На следующий день мы выехали рано утром. Мы взяли с собой бутерброды с колбасой и отдельно, в хрустящей бумаге, сыр. Также у нас был с собой маленький ржавый термос. Мы вышли на станции пригородной электрички под странным названием «Бундестаг». Светило солнце. Ветер переменил свое направление и облака плыли с запада на восток. Они доплывали до середины неба и вдруг, как-то странно, штопорообразно поднимаясь, меняли свой путь и плыли снова, как и вчера, с востока на запад, словно бы поверх самих же себя, плывущих с запада на восток. Я шел по тропинке, задрав голову и не переставая изумляться этим двоящимся, противоречивым небесным движениям.

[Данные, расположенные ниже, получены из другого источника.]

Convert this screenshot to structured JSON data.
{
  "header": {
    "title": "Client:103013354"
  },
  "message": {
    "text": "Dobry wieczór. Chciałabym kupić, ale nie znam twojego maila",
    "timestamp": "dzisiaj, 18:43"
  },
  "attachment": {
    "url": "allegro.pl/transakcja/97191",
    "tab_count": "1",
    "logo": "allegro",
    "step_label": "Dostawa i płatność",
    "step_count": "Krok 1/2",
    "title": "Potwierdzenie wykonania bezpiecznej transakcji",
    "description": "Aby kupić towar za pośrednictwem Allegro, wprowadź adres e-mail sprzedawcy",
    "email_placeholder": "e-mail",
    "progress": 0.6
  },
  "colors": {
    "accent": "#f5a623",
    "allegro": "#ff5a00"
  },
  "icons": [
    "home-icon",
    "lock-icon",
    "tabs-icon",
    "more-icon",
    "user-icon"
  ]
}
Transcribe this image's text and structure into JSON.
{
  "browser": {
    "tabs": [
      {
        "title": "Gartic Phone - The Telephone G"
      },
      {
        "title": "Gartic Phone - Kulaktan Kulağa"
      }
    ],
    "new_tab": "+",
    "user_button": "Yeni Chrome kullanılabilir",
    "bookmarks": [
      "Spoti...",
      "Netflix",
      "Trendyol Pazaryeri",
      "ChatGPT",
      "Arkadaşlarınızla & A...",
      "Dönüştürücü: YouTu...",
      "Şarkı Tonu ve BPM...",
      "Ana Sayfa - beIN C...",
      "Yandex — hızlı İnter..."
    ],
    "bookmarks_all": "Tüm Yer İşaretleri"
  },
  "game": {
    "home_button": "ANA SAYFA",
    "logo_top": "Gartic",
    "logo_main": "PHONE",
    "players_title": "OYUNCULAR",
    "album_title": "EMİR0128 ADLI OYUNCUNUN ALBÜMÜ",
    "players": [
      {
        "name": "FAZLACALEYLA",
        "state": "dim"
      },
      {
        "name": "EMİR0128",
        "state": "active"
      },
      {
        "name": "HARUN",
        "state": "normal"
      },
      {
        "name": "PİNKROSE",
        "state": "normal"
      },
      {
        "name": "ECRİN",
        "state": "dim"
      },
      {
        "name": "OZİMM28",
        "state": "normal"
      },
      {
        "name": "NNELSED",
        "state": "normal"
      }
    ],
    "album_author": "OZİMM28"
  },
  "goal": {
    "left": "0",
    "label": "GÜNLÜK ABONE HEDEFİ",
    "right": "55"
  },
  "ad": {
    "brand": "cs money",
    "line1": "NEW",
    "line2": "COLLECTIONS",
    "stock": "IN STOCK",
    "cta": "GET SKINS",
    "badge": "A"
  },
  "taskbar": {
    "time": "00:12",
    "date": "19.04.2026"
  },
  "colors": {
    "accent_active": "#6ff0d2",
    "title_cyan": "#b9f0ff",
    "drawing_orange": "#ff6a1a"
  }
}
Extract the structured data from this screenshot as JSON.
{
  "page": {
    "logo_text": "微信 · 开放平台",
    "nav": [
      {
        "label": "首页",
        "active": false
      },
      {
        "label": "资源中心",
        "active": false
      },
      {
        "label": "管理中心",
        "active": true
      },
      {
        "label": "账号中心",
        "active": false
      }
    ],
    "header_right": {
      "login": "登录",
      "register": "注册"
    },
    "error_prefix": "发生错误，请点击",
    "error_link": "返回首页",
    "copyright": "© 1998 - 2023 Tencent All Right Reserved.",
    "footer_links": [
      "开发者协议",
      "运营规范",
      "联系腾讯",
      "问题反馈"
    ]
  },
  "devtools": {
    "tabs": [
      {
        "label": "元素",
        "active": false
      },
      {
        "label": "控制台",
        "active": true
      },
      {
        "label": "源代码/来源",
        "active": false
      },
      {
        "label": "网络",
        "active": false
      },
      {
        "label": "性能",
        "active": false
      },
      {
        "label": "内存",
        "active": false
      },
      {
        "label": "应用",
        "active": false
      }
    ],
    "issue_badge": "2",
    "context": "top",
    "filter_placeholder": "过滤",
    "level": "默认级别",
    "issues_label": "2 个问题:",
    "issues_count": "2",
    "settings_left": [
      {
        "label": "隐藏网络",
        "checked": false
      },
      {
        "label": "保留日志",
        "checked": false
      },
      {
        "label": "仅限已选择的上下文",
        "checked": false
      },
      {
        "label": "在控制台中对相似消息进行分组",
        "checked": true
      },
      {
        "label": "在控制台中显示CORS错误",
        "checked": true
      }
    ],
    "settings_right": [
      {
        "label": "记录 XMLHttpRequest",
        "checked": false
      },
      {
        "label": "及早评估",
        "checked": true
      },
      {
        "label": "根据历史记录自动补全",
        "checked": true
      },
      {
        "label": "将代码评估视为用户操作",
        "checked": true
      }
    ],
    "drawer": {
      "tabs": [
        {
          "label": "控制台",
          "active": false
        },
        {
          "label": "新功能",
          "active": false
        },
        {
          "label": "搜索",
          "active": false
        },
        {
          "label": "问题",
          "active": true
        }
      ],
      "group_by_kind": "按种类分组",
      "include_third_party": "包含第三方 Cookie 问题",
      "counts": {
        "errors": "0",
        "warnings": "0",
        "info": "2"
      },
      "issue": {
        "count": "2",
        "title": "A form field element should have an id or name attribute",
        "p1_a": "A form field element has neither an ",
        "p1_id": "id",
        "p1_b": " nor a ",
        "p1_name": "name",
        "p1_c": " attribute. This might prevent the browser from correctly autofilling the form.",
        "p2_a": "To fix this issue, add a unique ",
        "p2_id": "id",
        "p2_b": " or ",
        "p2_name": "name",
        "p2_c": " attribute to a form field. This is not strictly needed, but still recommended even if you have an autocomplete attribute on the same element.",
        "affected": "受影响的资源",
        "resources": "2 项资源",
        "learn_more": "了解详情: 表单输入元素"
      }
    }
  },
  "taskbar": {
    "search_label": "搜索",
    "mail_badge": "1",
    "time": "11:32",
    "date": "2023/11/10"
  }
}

Граф набросился на меня внезапно. Он навалился сзади, связал, скрутил веревками, заломил мне руки за спину, затолкал в рот какую-то отвратительную мохнатую резинку и поволок меня на гору, к неожиданно открывшемуся белому камню. Он попёр меня, как какой-то барабан, приговаривая:
– У, с-сука, я думал, ты друг, блядь, что ты дружбан мне, а ты слякоть… Мразь ты, слюнтяй вонючий, пораженец…
И так он меня клеймил, пока не доволок до белого камня.
– … пидарас ты ебаный, говносос!
И тут я изловчился и, выплюнув наконец эту мудацкую резинку, заорал:
– Да сам ты говносос! Ты что?! Ты что, сука, делаешь?!
А у Графа у этого ручищи – во! Ножищи – во! Живот такой здоровенный, жопа волосатая, яйца, как у быка, до пола достают, а хуище, ну просто траву коси!
– За что, скажи хотя бы за что?! – кричал я.
Но он тихо и мрачно продолжал, не обращая на меня почти никакого внимания:
– Урод ты, ублюдок. На людей срал из окна, на их машины.
– Да при чем здесь машины?!
– При том.
– Я, что, на твою срал?
– Нет.
– А чего же ты тогда затеял все это дерьмо?!
Он вдруг замер и слезы показались на его глазах:
– Да потому что я люблю тебя, Володька.